Properties don't behave like variables?
Jonathan M Davis
jmdavisProg at gmx.com
Mon May 7 14:34:13 PDT 2012
On Monday, May 07, 2012 23:14:36 Jacob Carlborg wrote:
> On 2012-05-07 22:16, Michael wrote:
> > import std.stdio;
> >
> > int pro = 1;
> >
> > @property ref auto prop()
> > {
> >
> > return pro;
> >
> > }
> >
> > @property void prop(int value)
> > {
> >
> > pro = value;
> >
> > }
> >
> > void main()
> > {
> >
> > writeln(prop |= 2);
> >
> > }
>
> You're bypassing the getter.
You mean the setter?
Having a getter property function return by ref does allow you to use a
property exactly as you would a variable, because you're operating on the ref
that's returned.

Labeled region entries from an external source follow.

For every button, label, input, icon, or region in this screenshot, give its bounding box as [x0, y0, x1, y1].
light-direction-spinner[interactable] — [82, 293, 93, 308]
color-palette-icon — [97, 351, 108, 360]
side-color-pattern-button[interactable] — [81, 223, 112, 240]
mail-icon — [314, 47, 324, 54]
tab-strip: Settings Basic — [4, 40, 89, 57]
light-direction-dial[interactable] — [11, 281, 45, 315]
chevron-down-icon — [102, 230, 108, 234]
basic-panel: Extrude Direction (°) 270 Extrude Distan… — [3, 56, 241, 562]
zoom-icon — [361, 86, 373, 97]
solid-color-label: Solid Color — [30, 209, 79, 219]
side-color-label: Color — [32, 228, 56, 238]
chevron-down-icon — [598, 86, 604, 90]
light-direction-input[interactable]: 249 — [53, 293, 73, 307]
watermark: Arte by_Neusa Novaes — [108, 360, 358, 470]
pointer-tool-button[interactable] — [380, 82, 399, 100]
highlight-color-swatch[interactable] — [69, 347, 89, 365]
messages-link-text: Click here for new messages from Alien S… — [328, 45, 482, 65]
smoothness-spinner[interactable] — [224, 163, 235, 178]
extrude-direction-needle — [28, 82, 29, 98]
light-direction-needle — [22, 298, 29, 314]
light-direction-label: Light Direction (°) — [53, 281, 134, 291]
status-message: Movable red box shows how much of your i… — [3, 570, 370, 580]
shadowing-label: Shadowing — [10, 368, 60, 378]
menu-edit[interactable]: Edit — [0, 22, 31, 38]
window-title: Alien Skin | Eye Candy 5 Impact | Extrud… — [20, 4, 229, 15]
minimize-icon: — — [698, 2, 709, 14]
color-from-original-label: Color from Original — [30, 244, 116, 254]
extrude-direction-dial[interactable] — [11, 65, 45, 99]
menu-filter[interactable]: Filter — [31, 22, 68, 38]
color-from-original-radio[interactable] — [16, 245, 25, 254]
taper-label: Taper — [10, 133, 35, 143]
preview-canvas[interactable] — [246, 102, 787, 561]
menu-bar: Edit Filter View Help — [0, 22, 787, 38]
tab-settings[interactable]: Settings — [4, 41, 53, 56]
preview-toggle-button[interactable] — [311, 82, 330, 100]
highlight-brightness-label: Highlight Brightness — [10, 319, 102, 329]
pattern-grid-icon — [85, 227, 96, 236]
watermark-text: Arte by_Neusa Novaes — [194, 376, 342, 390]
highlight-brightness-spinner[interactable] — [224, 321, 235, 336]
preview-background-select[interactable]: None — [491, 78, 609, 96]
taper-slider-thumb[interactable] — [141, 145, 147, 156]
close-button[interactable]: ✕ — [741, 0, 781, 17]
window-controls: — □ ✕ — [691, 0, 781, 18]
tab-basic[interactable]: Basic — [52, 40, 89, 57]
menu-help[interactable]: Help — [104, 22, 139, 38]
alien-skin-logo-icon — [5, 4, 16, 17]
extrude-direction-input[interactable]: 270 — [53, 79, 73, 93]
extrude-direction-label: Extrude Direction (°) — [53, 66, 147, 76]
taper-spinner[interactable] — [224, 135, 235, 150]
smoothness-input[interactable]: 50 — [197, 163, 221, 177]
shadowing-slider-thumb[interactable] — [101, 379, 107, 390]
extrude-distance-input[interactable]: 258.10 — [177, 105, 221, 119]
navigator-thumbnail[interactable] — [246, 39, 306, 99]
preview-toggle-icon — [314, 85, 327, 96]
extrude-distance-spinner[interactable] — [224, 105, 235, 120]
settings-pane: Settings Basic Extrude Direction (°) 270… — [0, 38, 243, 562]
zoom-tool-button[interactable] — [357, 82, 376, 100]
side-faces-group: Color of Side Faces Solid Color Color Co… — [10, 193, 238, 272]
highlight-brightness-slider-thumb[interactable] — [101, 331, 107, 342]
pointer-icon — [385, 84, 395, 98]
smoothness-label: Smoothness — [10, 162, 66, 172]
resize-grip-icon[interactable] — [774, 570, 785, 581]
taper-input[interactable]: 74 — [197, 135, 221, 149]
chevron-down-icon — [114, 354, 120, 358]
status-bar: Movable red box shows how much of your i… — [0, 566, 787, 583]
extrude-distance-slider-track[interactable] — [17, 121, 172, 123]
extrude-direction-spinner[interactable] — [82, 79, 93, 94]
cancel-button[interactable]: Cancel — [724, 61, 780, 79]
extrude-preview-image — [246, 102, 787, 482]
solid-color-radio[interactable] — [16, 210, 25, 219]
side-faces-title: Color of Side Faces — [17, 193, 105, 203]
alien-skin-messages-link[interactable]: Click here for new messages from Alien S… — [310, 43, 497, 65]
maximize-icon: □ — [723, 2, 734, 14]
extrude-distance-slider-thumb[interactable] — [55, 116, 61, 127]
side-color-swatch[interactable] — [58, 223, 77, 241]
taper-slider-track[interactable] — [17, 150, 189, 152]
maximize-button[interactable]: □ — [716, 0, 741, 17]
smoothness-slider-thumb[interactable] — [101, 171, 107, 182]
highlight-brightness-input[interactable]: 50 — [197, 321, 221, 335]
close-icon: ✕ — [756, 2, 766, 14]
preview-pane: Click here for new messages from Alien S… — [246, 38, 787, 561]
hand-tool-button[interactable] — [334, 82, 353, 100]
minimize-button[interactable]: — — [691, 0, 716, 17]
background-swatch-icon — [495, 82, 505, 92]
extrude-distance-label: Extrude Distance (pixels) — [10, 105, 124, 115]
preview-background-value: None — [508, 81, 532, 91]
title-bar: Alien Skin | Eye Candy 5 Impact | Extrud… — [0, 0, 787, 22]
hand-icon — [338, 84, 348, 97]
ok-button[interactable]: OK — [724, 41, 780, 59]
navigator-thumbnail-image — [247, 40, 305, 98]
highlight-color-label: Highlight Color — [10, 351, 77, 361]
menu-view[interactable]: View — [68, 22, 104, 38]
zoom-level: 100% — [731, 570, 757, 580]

It also makes the property function nigh-on-useless, because
then you're operating on its associated variable outside of the property
function, making it so that you can no longer control access to it. You pretty
much might as well make it a public variable at that point. Not to mention,
even if returning by ref didn't have that problem, it would only work in cases
where the property function was associated with an actual variable (since you
have to return a ref to _something_), so it would still be impossible to
emulate a variable with property functions which calculate the value from
other variables or which grab the value from somewhere else (e.g. a database).